Teilstreckennetz

Teilstreckennetze bestehen aus einer mehr oder weniger großen Anzahl beliebig strukturierter und miteinander verbundener Knotenrechner. Die zwischen den Datenendeinrichtungen (DEE), der Datenquelle und Datensenke, übertragenen Nachrichten werden indirekt übertragen, und zwar von Knoten zu Knoten. Diese Netzkonfiguration wird in Weitverkehrsnetzen (WAN) eingesetzt und arbeitet mit Datenpaketvermittlung.

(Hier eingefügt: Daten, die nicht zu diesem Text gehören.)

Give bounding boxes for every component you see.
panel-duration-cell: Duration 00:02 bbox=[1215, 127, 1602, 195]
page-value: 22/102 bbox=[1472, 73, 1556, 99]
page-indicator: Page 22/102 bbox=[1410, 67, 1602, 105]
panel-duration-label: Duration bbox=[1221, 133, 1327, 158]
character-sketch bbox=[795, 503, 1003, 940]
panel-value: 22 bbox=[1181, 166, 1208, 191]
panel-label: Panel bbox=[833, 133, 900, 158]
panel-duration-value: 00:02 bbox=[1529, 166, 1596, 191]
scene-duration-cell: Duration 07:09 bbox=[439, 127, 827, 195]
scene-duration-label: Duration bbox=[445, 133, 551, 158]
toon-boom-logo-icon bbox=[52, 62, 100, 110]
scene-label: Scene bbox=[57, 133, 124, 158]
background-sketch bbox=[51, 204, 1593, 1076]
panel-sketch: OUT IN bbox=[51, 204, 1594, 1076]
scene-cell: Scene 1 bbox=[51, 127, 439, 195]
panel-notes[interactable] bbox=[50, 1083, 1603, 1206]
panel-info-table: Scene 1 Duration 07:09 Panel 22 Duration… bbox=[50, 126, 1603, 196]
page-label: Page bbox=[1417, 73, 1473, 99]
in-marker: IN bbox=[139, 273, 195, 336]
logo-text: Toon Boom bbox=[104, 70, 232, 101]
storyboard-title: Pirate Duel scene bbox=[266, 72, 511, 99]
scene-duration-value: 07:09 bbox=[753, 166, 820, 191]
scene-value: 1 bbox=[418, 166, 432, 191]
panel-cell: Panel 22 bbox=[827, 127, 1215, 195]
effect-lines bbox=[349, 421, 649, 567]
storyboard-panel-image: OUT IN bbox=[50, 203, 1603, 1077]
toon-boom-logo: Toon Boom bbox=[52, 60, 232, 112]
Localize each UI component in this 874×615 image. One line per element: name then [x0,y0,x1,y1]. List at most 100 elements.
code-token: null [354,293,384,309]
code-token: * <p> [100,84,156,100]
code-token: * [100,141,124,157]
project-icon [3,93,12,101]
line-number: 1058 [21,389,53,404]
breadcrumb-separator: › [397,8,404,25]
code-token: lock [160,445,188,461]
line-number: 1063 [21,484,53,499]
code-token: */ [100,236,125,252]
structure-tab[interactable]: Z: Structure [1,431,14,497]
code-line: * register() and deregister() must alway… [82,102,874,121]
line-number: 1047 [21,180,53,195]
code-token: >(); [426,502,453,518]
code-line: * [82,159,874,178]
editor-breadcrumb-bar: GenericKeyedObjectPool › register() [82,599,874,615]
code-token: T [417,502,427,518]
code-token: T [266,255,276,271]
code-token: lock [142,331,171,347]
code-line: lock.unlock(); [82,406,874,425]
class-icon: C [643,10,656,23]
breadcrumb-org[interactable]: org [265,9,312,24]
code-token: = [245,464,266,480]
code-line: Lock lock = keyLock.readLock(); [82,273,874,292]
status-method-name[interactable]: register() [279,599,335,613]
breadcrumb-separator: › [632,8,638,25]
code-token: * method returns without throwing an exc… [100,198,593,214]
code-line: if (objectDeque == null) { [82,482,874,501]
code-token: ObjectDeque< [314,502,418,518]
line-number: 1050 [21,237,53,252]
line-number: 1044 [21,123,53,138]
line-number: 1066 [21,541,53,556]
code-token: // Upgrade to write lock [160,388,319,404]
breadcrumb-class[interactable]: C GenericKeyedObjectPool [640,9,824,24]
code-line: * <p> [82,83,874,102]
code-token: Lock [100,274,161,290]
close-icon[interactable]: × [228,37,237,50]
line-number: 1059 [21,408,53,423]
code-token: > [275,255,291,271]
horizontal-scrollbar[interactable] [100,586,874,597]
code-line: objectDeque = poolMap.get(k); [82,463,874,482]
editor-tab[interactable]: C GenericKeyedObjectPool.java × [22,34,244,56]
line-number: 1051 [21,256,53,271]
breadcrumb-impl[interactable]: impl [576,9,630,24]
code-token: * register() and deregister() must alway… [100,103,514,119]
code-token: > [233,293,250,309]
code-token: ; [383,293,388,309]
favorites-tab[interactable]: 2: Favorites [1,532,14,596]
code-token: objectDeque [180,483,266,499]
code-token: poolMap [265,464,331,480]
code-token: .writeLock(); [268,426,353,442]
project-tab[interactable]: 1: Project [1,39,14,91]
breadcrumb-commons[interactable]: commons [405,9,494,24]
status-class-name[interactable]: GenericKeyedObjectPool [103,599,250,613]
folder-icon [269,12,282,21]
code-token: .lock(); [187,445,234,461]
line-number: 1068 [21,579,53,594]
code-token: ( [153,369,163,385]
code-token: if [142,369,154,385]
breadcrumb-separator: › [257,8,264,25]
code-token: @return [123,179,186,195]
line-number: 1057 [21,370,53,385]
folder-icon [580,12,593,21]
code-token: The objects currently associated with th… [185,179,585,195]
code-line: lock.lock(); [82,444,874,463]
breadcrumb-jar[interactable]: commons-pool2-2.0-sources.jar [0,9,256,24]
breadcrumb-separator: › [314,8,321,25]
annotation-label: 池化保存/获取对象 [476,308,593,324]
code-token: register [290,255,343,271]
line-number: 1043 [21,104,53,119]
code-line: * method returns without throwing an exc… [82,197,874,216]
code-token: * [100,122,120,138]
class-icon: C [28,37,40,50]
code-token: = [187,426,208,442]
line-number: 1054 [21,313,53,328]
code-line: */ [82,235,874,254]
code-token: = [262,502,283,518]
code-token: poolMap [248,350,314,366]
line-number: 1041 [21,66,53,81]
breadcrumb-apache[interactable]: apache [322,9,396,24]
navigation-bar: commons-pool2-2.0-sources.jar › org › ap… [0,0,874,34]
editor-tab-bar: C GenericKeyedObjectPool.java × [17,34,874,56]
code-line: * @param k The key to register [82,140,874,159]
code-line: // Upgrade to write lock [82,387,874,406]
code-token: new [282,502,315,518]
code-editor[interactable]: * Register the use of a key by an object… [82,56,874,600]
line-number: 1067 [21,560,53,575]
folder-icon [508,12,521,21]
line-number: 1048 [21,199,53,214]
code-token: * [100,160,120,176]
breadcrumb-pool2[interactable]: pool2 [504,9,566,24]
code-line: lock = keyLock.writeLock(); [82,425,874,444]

Im Teilstreckenbetrieb wird eine Nachricht oder Nachrichtenteile nacheinander über mehrere Teilstrecken hinweg im Store-and-Forward-Verfahren transportiert. Da die Entfernungen zwischen den Endpunkten in der Regel sehr groß sein können und viele Knoten zwischengeschaltet sind, spielen das Routing und die Nutzung der Netzwerkressourcen eine entscheidende Rolle. Zur Bestimmung der optimalen Route bietet sich eine Klassifizierung der Routing-Verfahren an.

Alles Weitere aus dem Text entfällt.